Collector’s Eye: J. Landis Martin

It would be difficult to find anyone who’s more devoted to the arts than J. Landis “Lanny” Martin and his wife, Sharon. Martin serves as chairman of the board for the Denver Art Museum (DAM) and also for the Bonfils-Stanton Foundation, which provides grants and fellowships to advance the arts and inspire creative leadership in Denver, Colorado. To date, a plaza at DAM and a wing of the Clyfford Still Museum both bear his name.
He has supported DAM specifically for more than 20 years with his time and philanthropy. In 2016, he and Sharon donated a record-breaking $25 million to help finance the remodel of the museum’s North Building. 
The iconic Denver landmark is the only structure in the United States designed by renowned architect Giovanni “Gio” Ponti [1891–1979], an Italian Modernist. Designed in collaboration with Denver-based James Sudler Associates in 1971, its seven stories were radical for a museum at the time, as it was one of the first ever highrise art museums. Now, says Martin, it’s time the building was equipped for the future.
The North Building Project, estimated at $150 million, will for the first time unify the museum’s campus and include expanded resources for youth and school groups, additional gallery space for the design and Western American art catalogues, visitor access to seventh-floor views and improved technology and visitor circulation, according to DAM.
Martin’s enthusiasm might be attributed, in part, to working with brilliant architects. He enjoyed spending time with architect Daniel Libeskind, who designed the Frederic C. Hamilton Building at DAM, describing him as “a terrific person.” Now, Martin proudly praises the architects selected for the North Building remodel. “We have the architectural firms of Curtis Fentress, who designed the now-famous Denver International Airport, and Jorge Silvetti, out of Boston, on the team,” he says.
“We are excited to complete this project,” Martin continues. “We have a major educational outreach — over 60,000 school children come to us each year. That’s over several hundred a day and on some days it’s been a thousand. Currently, we have to welcome them in our basement, but soon we will welcome them and the public in a real showcase on the first floor.”
The remodel is set to be completed by 2021, just in time for the building’s 50th anniversary. When finished, the North Building will be appropriately renamed the Martin Building.

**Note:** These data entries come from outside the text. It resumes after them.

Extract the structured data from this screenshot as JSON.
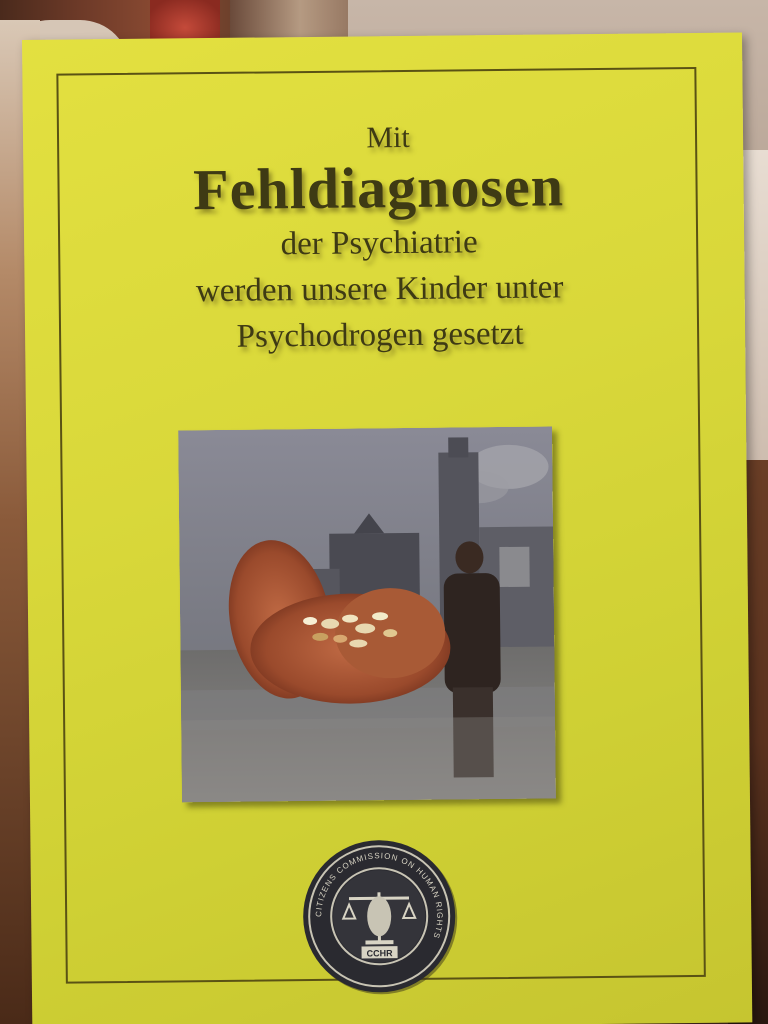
{
  "booklet": {
    "title_mit": "Mit",
    "title_main": "Fehldiagnosen",
    "title_line1": "der Psychiatrie",
    "title_line2": "werden unsere Kinder unter",
    "title_line3": "Psychodrogen gesetzt",
    "seal_label": "CCHR",
    "seal_ring_text": "CITIZENS COMMISSION ON HUMAN RIGHTS"
  },
  "colors": {
    "cover": "#dcda3a",
    "title_ink": "#3e3a14"
  },
  "icons": {
    "photo": "hands-holding-pills-photo",
    "seal": "cchr-seal-logo"
  }
}
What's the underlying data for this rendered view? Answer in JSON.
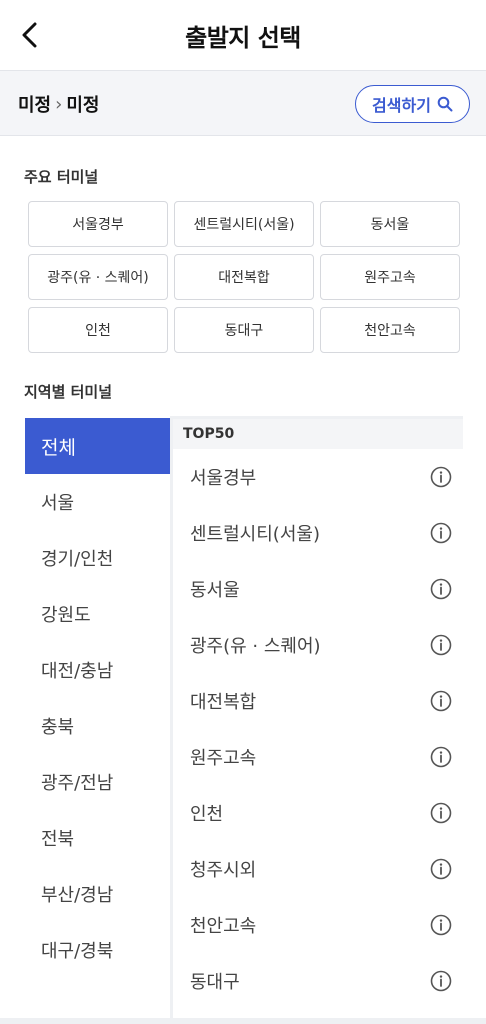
{
  "header": {
    "title": "출발지 선택",
    "back_icon": "chevron-left-icon"
  },
  "route": {
    "from": "미정",
    "separator": "›",
    "to": "미정",
    "search_label": "검색하기",
    "search_icon": "search-icon"
  },
  "major": {
    "title": "주요 터미널",
    "items": [
      "서울경부",
      "센트럴시티(서울)",
      "동서울",
      "광주(유 · 스퀘어)",
      "대전복합",
      "원주고속",
      "인천",
      "동대구",
      "천안고속"
    ]
  },
  "regional": {
    "title": "지역별 터미널",
    "regions": [
      "전체",
      "서울",
      "경기/인천",
      "강원도",
      "대전/충남",
      "충북",
      "광주/전남",
      "전북",
      "부산/경남",
      "대구/경북"
    ],
    "selected": "전체",
    "list_label": "TOP50",
    "terminals": [
      "서울경부",
      "센트럴시티(서울)",
      "동서울",
      "광주(유 · 스퀘어)",
      "대전복합",
      "원주고속",
      "인천",
      "청주시외",
      "천안고속",
      "동대구"
    ],
    "info_icon": "info-icon"
  },
  "colors": {
    "accent": "#3b5bd1",
    "route_bg": "#f4f5f8"
  }
}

WA&A: What inspires you to collect art?

J. Landis Martin: I’ve had a keen interest in observing art since attending college at Northwestern University. I believe that once you have acquired knowledge and a taste for art, everyone becomes a collector and wants to see nice pieces in their home.


WA&A: What was the first work that you purchased and what made you choose it?

J.L.M.: My first significant piece of art in the contemporary style is a Fish Lamp by Frank Gehry. I was inspired by visits to the Art Institute in Chicago, where many famous architects — including Frank Lloyd Wright — have pieces. I hadn’t appreciated that most architects design furniture and other objects, not just buildings. I considered that if I collected items by contemporary living architects, that perhaps it would be valuable. The Fish Lamp I purchased is from his original series done from 1984 to 1986. While some of them are desk lamps, the one I purchased is a floor lamp; its base is a tree trunk. I also purchased one of Gehry’s cardboard chaise lounges. 


WA&A: What was the one that got away?

J.L.M.: Once, I was bidding on a Clyfford Still painting, a large and quite beautiful one. I wish I hadn’t given up when I did. 


WA&A: What is your most beloved piece and why?

J.L.M.: We own a 1946 Clyfford Still breakthrough piece where he went completely abstract. It is black and blue with pink stripes and coloring. It’s one of our real favorites that we’ll keep.


WA&A: At what point did you realize you were a collector?

J.L.M.: I think about the time I purchased the Frank Gehry Fish Lamp was when I thought about collecting. It was around the time we were contemplating a Libeskind building for the Denver Art Museum. My wife and I bought an apartment across the street from where the building would be so we would be overlooking it. We knew we wanted to put all post-World War II art in our new apartment. That’s when we began to collect. Previous to that, we had purchased art but not under the idea of “collecting” art. 


WA&A: Which living artists would you like most to have dinner with?

J.L.M.: My wish for that has already been fulfilled. We dined with artist Ed Ruscha and his wife, Danna. He is a terrific human being and his wife had a lot of interesting things to talk about. It was fun to be with them.


WA&A: If you could chat with any artist in history, who would it be?

J.L.M.: I’d surely like to chat with someone like Michelangelo — he was such a genius in so many areas. If I could have an interpreter, it would be him. Also, I’d love to talk with Clyfford Still since I have collected his works. He was a loner, an interesting man who felt estranged from most of the art world. It would have been nice to know him.


WA&A: Where will your collection be in 100 years?

J.L.M.: If it goes any place, it will go to the Denver Art Museum.